Many of the most widely used modules are highly generic building blocks in themselves, spawning their own small ecosystems of extending modules as they are applied to more use cases. For example, the Views module (a form-based query builder and renderer) has over 800 associated modules, providing everything from carousels and slideshows, to forms, to incoming and outgoing data feeds.

Monolithic architecture in D7 and earlier

Another key point to understand about Drupal that we have touched on is that it has a monolithic architecture in all versions up to and including Drupal 7.

It is a full stack platform which covers a very wide surface area including content management, user management and permissioning, web applications, publishing and presentation, commerce, and back-end integration.

Whilst this is great for SMEs and represents an opportunity for simplifying and streamlining technology, many enterprise projects require a high degree of decoupling for these kinds of functionality. The usual way to achieve this has been through Drupal’s contributed Services module (which provides read-write web service interfaces to Drupal’s functionality).

In response to these kind of requirements and the arrival of mobile, Drupal 8 has been designed to allow a far greater degree of decoupling. This has been achieved by the inclusion of services in core as well as adoption of the PSR standard which allows interoperability between PHP frameworks and libraries (for example we could in principle swap out the rendering component).  

It should be recognised that Drupal 8 still provides a full-stack platform by default and that decoupling will still require fairly deep expertise, but this is becoming a more well-travelled and hence better designed path. The influence of microservices is increasingly apparent and it is expected that Drupal will start to play better with this kind of architectural approach.

Note http://martinfowler.com/articles/microservices.html

The term "microservice" was discussed at a workshop of software architects near Venice in May, 2011 to describe what the participants saw as a common architectural style that many of them had been recently exploring. In May 2012, the same group decided on "microservices" as the most appropriate name.

The microservice architectural style is an approach to developing a single application as a suite of small services, each running in its own process and communicating with lightweight mechanisms, often an HTTP resource API.

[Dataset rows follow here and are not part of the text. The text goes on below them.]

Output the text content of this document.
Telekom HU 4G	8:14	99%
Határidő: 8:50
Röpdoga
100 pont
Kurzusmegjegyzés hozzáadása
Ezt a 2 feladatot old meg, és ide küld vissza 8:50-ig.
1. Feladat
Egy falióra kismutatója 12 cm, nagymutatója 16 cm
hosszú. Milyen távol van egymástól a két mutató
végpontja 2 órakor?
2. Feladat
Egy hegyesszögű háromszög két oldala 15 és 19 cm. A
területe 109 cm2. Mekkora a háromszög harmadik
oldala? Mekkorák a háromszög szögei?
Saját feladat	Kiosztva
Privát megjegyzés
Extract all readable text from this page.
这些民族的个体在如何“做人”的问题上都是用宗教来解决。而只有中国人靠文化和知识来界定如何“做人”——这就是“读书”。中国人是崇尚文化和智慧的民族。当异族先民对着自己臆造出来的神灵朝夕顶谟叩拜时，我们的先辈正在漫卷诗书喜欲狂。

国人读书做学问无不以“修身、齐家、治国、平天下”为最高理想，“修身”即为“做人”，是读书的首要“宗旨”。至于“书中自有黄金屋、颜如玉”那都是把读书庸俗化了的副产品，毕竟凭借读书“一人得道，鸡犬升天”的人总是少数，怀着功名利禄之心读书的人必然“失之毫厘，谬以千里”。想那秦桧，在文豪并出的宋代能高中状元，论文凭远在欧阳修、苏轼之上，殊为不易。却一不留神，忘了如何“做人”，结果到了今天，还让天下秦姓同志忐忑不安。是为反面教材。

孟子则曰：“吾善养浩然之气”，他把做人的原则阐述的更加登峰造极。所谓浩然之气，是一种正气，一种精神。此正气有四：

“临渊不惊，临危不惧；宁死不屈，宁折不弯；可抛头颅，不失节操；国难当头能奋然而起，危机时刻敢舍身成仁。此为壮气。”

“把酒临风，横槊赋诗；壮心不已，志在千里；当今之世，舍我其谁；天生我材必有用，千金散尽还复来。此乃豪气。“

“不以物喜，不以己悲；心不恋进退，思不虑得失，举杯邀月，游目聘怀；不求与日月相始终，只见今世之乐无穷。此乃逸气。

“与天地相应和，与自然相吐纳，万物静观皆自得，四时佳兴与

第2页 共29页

These services are built around business capabilities and independently deployable by fully automated deployment machinery. There is a bare minimum of centralized management of these services, which may be written in different programming languages and use different data storage technologies.

Content services orientation

At a functional level, an aspect of Drupal which often confuses newcomers is what can be described as its 'content services' approach to managing and publishing content.

Many CMSs revolve around the concept of an entire page as their basic building block, often arranged within a hierarchical tree of folders. By contrast, Drupal’s ‘atomic unit’ is the entity, which is typically a piece of content.

The key difference here is that Drupal’s pieces of content can be used in article pages, side panels, listings, data feeds and so on. Pages are then composed, drawing upon these content fragments. This actually models more closely the kind of content architecture we find on most websites. Take a typical news site for example - it will have landing pages, listings, articles with related content, and so on. These pages will be made up of elements which are a combination of hand-picked items chosen by editorial staff, and those automatically selected by a set of rules (e.g. related articles, most read, latest news).